A trust should be appointed to help oversee the rebuilding of the art school

One of Scotland’s top architects and Glasgow School of Art alumnus believes a trust should be formed to push the rebuilding project forward.

Professor Alan Dunlop has backed fellow architect Paul Stallan’s concerns that a flawed tendering system could see rebuilding the fire-ravaged institution could come down to price rather than quality.

In yesterday’s Herald we revealed how Mr Stallan, co-founder of Stallan Brand, said that a strict formula that favors price over quality will not only exclude skilled architects bidding on the call for rebuilding bids, including his own firm, but claims the team of architects who bid the cheapest price to undertake the work at the art school may have a low to medium quality score and win the contract .

Read more: Glasgow School of Art Mac rebuild ‘could be down in price’

Professor Dunlop said that in this procurement process there is a risk that the lowest cost will determine appointments, not the best architect and team for the project.

He said Faithful Reintegration should be like Berlin’s Neues Museum in its approach, but should remain a working art school, not a museum. The renovation of the Neues Museum followed the principle of conservation rather than reconstruction.

Firefighters ease off after the Glasgow School of Art (GSA) fire at the historic Mackintosh building in Glasgow in 2018.

He added: “We must keep what we can of the original building, protect it and build with the utmost sensitivity inside, a project that meets the current needs of the art school; fully respects Mackintosh heritage but meets contemporary building standards.
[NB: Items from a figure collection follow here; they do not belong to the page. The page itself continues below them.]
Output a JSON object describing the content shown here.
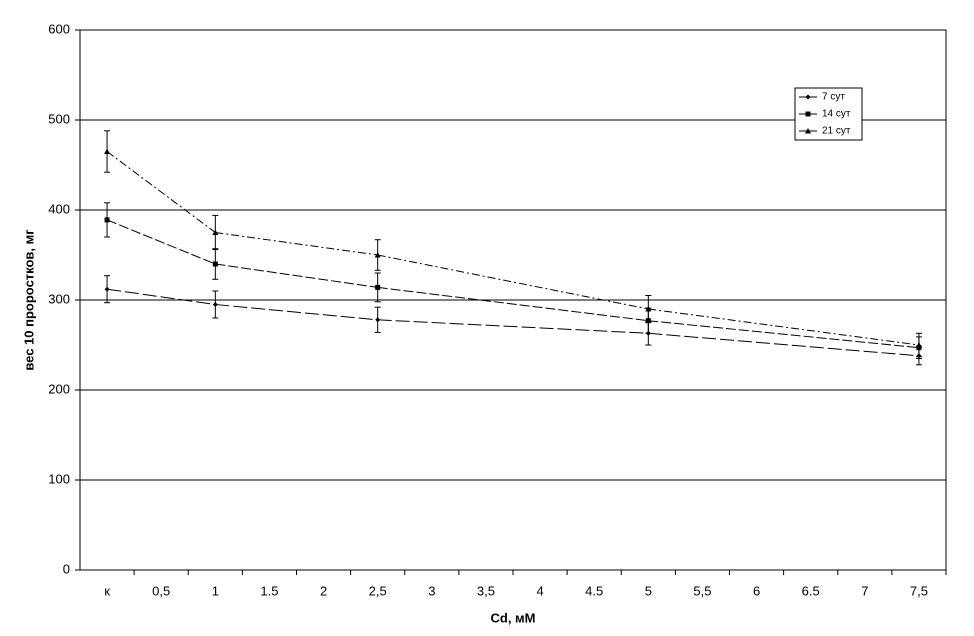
{
  "chart_data": {
    "type": "line",
    "x_label": "Cd, мМ",
    "y_label": "вес 10 проростков, мг",
    "categories": [
      "к",
      "0,5",
      "1",
      "1.5",
      "2",
      "2,5",
      "3",
      "3,5",
      "4",
      "4.5",
      "5",
      "5,5",
      "6",
      "6.5",
      "7",
      "7,5"
    ],
    "series": [
      {
        "name": "7 сут",
        "color": "#000000",
        "marker": "diamond",
        "values": [
          312,
          null,
          295,
          null,
          null,
          278,
          null,
          null,
          null,
          null,
          263,
          null,
          null,
          null,
          null,
          238
        ],
        "errors": [
          15,
          null,
          15,
          null,
          null,
          14,
          null,
          null,
          null,
          null,
          13,
          null,
          null,
          null,
          null,
          10
        ]
      },
      {
        "name": "14 сут",
        "color": "#000000",
        "marker": "square",
        "values": [
          389,
          null,
          340,
          null,
          null,
          314,
          null,
          null,
          null,
          null,
          277,
          null,
          null,
          null,
          null,
          247
        ],
        "errors": [
          19,
          null,
          17,
          null,
          null,
          16,
          null,
          null,
          null,
          null,
          14,
          null,
          null,
          null,
          null,
          12
        ]
      },
      {
        "name": "21 сут",
        "color": "#000000",
        "marker": "triangle",
        "values": [
          465,
          null,
          375,
          null,
          null,
          350,
          null,
          null,
          null,
          null,
          290,
          null,
          null,
          null,
          null,
          250
        ],
        "errors": [
          23,
          null,
          19,
          null,
          null,
          17,
          null,
          null,
          null,
          null,
          15,
          null,
          null,
          null,
          null,
          13
        ]
      }
    ],
    "ylim": [
      0,
      600
    ],
    "yticks": [
      0,
      100,
      200,
      300,
      400,
      500,
      600
    ],
    "grid": true,
    "legend": "upper right"
  }
}
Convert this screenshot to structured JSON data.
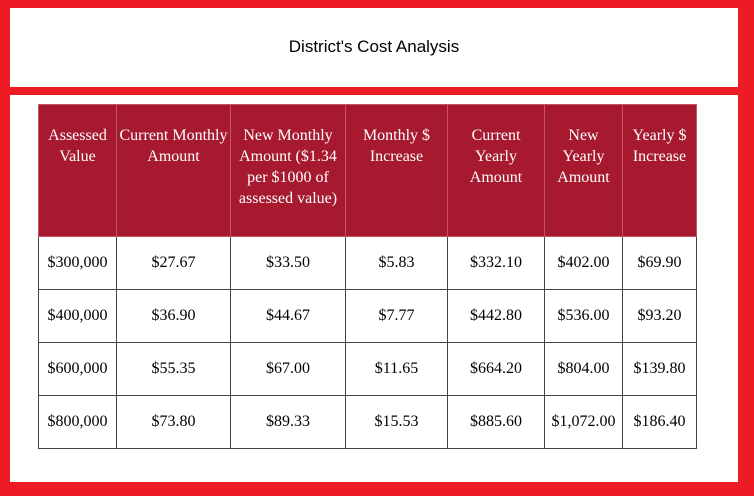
{
  "title": "District's Cost Analysis",
  "colors": {
    "frame": "#ed1c24",
    "header": "#a6192e"
  },
  "table": {
    "headers": [
      "Assessed Value",
      "Current Monthly Amount",
      "New Monthly Amount ($1.34 per $1000 of assessed value)",
      "Monthly $ Increase",
      "Current Yearly Amount",
      "New Yearly Amount",
      "Yearly $ Increase"
    ],
    "rows": [
      [
        "$300,000",
        "$27.67",
        "$33.50",
        "$5.83",
        "$332.10",
        "$402.00",
        "$69.90"
      ],
      [
        "$400,000",
        "$36.90",
        "$44.67",
        "$7.77",
        "$442.80",
        "$536.00",
        "$93.20"
      ],
      [
        "$600,000",
        "$55.35",
        "$67.00",
        "$11.65",
        "$664.20",
        "$804.00",
        "$139.80"
      ],
      [
        "$800,000",
        "$73.80",
        "$89.33",
        "$15.53",
        "$885.60",
        "$1,072.00",
        "$186.40"
      ]
    ]
  }
}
A Mackintosh Building Trust should be made up of experienced practitioners and experts who know what they are doing, independent of the board, to undertake the project.

In 2018, a fire caused catastrophic damage to the prized Mackintosh Building as it neared the end of a £35million restoration project following a previous fire in May 2014.

Prof Dunlop described the rebuild as ‘the most significant project in Scotland since the parliament building’.

He added: “Thus, like the parliament, the process of selecting an architect for the reintegration of the faithful should have been the appointment of assessors; invitations to submit, selection from a long list of 12, followed by presentations.

Professor Alan Dunlop believes a trust should be established for the rebuilding of the Glasgow School of Art

Professor Alan Dunlop believes a trust should be established for the rebuilding of the Glasgow School of Art

Professor Dunlop said he should also have included a shortlist of five people with their assessment of the brief; development of the approach, ideas, confirmation of the team presentation of proposals.

He also recommended a public display, inviting comments and final presentation to reviewers and selection of architect and team.

Professor Dunlop added that at this stage the fees should be submitted separately by each shortlisted firm and kept confidential.

“Once the team of architects is selected on the quality of its presentation and its proposals, its fees are then open,” he added. “If it is considered to be less than a percentage of the costs judged for the project, then the nomination is confirmed.”

“In terms of technical upgrades to fight the fire, the elements that made Mackintosh’s masterpiece, the grand staircase from the ground to the first floor gallery, the open access stairs and double vacuums at each end would make this very difficult to achieve without compromising.”

Damage caused after fire at Glasgow School of Art

Damage caused after fire at Glasgow School of Art

Mr Stallan, best known for designing the 2014 Commonwealth Games village and his work on the Falkirk Wheel and the Scottish Parliament, said with such emotion for the building that the reconstruction had to be correct.

“For something as important as the rebuilding of the Glasgow School of Art, with the procurement process, you’d think you’d want to dig a little deeper to see what the formula delivers.” added.

The Royal Incorporation of Architects in Scotland (RIAS) said it supports a procurement process that balances costs while achieving the best possible design results.

A spokesman for RIAS said: “This is a building of vital importance to the City of Glasgow, and we would like to see a process that helps the best architects compete to produce a building of a quality exceptional.”

Eleanor Magennis, GSA’s director of estates, said she had worked hard to ensure the procurement process was robust and transparent.

She added: “At the heart of our approach is a two-stage bidding process with the first stage, which is currently open, based solely on the quality of past experience. The second stage is based on both quality and cost. A Scottish Government spokesperson said it was still open to discussing how to restore and renovate Scottish buildings with the RIAS.